Lou tendría que haber vuelto a las nueve y media. Como hacía con todo, Calvin Whitehall había calculado el tiempo exacto que su esbirro tardaría en llegar a West Redding, encargarse del asunto y regresar. Mientras contemplaba el reloj de su biblioteca, admitió que, a menos que Lou volviera pronto, algo había salido muy mal.
Una pena, porque se trataba de un juego de ganar o perder. No habría paliativos si fracasaba.
A las diez empezó a pensar cómo distanciarse de su ayudante Lou Knox.
A las diez y diez sonó el timbre de la puerta. Había dicho al ama de llaves que se tomara la noche libre, algo que hacía con frecuencia. Le molestaba tener sirvientes en la casa todo el tiempo. Cal era consciente de que dicha sensación era producto de sus orígenes. En la mayoría de los casos, por más alto que llegues en la vida, los orígenes humildes desencadenan reacciones humildes, pensó.

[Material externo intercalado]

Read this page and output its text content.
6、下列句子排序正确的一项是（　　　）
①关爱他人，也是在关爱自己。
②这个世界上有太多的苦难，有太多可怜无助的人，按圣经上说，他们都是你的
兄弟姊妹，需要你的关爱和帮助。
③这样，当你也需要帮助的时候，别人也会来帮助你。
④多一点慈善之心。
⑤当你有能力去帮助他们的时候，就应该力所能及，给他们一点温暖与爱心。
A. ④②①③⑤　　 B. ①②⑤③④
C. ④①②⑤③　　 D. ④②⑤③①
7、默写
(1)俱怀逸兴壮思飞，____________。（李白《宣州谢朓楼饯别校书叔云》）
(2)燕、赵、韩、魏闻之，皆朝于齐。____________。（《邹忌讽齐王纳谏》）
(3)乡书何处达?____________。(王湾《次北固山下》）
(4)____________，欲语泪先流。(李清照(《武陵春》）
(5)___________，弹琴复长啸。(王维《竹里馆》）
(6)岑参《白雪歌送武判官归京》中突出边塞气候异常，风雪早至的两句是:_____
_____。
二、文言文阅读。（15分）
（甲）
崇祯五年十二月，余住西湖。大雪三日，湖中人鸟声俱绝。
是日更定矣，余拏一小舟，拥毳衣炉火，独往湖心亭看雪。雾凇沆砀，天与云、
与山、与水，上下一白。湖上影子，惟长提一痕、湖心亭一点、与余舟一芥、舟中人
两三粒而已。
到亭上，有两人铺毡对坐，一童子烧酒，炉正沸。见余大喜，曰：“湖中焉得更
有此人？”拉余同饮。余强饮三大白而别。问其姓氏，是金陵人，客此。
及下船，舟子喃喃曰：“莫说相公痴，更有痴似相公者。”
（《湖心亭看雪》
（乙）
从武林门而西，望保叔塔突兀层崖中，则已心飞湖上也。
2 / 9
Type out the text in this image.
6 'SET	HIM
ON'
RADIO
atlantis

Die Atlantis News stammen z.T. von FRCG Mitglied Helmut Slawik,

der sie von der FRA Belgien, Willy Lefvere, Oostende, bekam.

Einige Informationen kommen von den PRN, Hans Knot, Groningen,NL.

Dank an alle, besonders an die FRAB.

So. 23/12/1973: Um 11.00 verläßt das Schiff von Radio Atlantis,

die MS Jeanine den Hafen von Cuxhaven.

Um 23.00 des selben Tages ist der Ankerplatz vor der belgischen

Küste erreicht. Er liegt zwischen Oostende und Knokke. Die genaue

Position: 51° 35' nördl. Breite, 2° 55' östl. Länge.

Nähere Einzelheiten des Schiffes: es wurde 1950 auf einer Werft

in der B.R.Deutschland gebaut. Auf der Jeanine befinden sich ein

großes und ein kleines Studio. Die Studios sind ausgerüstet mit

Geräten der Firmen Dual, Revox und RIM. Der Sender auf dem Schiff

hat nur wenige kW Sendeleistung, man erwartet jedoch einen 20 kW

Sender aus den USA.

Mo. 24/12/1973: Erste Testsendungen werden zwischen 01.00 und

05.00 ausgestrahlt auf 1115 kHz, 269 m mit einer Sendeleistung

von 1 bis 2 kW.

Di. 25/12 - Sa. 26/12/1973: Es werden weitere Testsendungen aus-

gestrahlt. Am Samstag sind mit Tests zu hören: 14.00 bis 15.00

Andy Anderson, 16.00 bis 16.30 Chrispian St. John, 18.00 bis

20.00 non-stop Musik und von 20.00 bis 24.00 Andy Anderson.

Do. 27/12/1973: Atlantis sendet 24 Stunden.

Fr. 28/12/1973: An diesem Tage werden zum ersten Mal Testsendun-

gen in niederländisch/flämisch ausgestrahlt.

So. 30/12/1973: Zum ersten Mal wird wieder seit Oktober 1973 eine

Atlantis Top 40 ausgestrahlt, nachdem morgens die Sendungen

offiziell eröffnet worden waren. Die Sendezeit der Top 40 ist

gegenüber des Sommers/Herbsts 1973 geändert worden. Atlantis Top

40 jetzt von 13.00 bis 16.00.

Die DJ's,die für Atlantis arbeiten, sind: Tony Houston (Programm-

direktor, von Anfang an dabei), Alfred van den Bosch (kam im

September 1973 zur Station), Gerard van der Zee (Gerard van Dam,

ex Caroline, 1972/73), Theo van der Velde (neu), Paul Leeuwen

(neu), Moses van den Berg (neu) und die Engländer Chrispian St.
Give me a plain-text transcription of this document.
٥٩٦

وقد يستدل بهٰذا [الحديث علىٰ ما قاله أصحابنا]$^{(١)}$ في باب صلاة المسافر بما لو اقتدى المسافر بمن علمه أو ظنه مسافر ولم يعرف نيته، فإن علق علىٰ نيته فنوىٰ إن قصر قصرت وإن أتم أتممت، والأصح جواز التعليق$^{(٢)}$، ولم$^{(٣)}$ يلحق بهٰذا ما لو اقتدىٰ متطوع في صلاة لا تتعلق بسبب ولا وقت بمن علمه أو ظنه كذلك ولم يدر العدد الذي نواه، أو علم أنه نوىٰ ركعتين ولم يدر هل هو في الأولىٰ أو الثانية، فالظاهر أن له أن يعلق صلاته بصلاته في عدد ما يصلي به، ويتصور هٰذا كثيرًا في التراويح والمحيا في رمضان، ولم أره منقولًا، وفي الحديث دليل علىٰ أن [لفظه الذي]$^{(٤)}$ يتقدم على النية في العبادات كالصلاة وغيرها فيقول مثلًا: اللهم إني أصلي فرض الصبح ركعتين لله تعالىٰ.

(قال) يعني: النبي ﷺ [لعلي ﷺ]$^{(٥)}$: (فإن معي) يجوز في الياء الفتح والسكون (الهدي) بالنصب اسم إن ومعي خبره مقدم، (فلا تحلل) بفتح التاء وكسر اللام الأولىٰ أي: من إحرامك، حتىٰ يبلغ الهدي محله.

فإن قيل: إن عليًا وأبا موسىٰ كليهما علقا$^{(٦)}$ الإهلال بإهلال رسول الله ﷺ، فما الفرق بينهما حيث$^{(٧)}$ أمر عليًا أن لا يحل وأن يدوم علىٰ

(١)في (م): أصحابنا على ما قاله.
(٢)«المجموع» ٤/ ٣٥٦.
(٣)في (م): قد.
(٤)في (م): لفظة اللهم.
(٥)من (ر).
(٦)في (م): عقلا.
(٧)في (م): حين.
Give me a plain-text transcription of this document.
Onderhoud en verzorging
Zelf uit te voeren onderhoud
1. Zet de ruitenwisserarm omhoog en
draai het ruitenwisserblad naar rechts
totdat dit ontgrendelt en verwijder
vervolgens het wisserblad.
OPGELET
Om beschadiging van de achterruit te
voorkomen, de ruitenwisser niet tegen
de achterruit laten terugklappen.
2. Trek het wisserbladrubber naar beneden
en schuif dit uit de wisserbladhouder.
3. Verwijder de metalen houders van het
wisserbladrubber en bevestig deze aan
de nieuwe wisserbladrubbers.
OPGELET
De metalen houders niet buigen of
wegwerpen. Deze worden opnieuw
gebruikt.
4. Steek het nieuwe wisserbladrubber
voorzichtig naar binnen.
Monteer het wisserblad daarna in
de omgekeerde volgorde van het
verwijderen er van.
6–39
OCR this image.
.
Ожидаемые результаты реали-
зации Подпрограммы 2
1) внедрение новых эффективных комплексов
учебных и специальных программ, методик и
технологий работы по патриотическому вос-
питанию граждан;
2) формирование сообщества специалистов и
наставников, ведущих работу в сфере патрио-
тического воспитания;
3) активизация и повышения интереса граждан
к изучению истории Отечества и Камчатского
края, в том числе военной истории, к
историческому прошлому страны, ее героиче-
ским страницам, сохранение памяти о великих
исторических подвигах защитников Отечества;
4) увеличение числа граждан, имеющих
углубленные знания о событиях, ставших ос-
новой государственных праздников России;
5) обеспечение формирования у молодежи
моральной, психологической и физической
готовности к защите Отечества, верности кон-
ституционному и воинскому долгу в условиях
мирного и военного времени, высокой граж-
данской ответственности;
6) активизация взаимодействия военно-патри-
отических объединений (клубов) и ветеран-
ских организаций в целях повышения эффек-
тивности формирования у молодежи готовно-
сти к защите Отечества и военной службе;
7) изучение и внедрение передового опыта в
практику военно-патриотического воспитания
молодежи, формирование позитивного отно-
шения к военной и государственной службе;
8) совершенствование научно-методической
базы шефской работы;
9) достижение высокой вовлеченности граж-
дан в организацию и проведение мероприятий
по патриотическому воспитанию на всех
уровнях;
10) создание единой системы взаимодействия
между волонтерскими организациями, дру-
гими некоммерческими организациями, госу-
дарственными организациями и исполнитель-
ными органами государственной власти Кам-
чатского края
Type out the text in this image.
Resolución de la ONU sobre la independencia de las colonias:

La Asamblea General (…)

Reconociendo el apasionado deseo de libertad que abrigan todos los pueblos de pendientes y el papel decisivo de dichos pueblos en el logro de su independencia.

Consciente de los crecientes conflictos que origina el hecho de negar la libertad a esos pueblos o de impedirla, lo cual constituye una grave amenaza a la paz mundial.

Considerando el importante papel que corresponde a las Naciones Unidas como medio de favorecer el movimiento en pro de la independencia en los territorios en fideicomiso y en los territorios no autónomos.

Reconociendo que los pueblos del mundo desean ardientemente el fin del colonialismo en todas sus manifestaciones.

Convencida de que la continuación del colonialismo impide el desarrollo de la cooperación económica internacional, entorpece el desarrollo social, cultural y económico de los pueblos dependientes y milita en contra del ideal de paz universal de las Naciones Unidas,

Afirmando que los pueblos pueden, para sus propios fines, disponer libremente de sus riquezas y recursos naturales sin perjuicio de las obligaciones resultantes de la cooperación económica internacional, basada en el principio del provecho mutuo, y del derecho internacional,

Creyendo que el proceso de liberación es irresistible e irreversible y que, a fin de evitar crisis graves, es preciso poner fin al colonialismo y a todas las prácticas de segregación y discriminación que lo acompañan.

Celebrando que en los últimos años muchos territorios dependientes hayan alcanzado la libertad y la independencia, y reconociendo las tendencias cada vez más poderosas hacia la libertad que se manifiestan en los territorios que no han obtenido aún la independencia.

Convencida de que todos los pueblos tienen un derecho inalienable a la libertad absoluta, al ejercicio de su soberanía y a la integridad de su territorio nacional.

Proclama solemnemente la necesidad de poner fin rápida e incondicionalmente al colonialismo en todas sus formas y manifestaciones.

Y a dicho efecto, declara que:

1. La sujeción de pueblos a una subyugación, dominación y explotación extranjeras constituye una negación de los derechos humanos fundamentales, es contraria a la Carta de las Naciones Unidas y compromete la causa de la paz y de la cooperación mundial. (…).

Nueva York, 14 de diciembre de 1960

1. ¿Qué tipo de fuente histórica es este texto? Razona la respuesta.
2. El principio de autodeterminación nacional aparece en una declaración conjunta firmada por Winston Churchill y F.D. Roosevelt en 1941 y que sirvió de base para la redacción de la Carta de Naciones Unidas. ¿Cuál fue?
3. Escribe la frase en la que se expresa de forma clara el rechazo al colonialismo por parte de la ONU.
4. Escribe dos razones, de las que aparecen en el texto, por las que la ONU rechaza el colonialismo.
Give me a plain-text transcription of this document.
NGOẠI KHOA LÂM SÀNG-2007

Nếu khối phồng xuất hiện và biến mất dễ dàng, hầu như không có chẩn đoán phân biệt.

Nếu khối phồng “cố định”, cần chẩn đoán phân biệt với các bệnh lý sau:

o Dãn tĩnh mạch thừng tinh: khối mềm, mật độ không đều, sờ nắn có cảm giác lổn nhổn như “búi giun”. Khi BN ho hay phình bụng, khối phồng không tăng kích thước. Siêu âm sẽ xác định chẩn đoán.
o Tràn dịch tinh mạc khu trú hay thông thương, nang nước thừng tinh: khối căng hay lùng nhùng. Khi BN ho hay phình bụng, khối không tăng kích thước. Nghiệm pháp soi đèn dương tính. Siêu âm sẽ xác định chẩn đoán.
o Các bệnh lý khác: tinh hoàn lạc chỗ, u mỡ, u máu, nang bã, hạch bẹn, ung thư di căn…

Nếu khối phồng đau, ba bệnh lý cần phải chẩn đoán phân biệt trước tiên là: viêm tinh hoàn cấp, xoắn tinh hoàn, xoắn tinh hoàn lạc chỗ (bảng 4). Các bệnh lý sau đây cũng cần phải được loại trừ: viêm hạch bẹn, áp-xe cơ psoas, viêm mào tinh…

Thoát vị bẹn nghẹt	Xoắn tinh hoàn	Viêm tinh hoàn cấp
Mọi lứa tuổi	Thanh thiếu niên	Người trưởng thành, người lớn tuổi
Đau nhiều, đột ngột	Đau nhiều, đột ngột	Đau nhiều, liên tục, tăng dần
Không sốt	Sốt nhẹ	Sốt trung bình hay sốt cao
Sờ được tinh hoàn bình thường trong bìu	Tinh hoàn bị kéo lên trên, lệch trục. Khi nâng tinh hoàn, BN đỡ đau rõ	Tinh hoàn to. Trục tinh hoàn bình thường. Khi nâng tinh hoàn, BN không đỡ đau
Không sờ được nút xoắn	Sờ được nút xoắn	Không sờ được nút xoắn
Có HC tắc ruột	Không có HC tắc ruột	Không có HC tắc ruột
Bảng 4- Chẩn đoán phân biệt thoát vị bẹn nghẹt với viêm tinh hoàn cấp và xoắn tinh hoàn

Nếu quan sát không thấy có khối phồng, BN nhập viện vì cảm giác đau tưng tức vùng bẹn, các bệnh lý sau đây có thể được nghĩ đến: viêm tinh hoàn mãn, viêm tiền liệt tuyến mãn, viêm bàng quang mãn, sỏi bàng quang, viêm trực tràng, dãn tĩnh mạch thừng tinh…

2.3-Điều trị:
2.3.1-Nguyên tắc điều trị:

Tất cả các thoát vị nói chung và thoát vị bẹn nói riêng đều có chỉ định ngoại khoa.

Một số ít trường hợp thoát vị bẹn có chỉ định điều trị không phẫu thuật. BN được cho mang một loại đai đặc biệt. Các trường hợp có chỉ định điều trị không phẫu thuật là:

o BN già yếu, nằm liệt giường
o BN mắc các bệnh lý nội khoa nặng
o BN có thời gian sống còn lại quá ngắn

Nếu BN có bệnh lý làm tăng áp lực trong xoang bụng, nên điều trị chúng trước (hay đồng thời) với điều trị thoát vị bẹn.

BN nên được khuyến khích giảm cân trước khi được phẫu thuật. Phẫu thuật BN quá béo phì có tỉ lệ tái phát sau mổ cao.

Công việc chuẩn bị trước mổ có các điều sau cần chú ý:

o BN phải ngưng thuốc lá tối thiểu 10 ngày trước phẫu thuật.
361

Se encaminó por el pasillo hacia la puerta, y de paso se miró en un espejo. Vio a un hombre corpulento, de tez rubicunda y cabello ralo. Por algún motivo acudió a su mente un comentario que había oído sobre él cuando acababa de salir de Yale. La madre de uno de sus amigos había susurrado: «Cal no parece cómodo con su traje de Brooks Brothers».
No le sorprendió encontrar, no a una, sino a cuatro personas en la puerta.
—Señor Whitehall —dijo el portavoz—. Soy el detective Burroughs, de la oficina del fiscal. Queda detenido por conspiración para asesinar a Frances Simmons y al doctor Adrian Lowe.
Conspiración para asesinar, pensó Whitehall, y dejó que la frase resonara en su mente. Era peor de lo que esperaba. Miró al detective Burroughs, que le devolvió la mirada con aire risueño.
—Señor Whitehall, debo informarle que su sicario, Lou Knox, está cantando como un pájaro desde su cama del hospital. Y otra buena noticia: el doctor Adrian Lowe está declarando ahora mismo en la comisaría. Parece que no encuentra alabanzas suficientes para usted, a juzgar por todos los esfuerzos que ha realizado para hacer posible esta investigación criminal.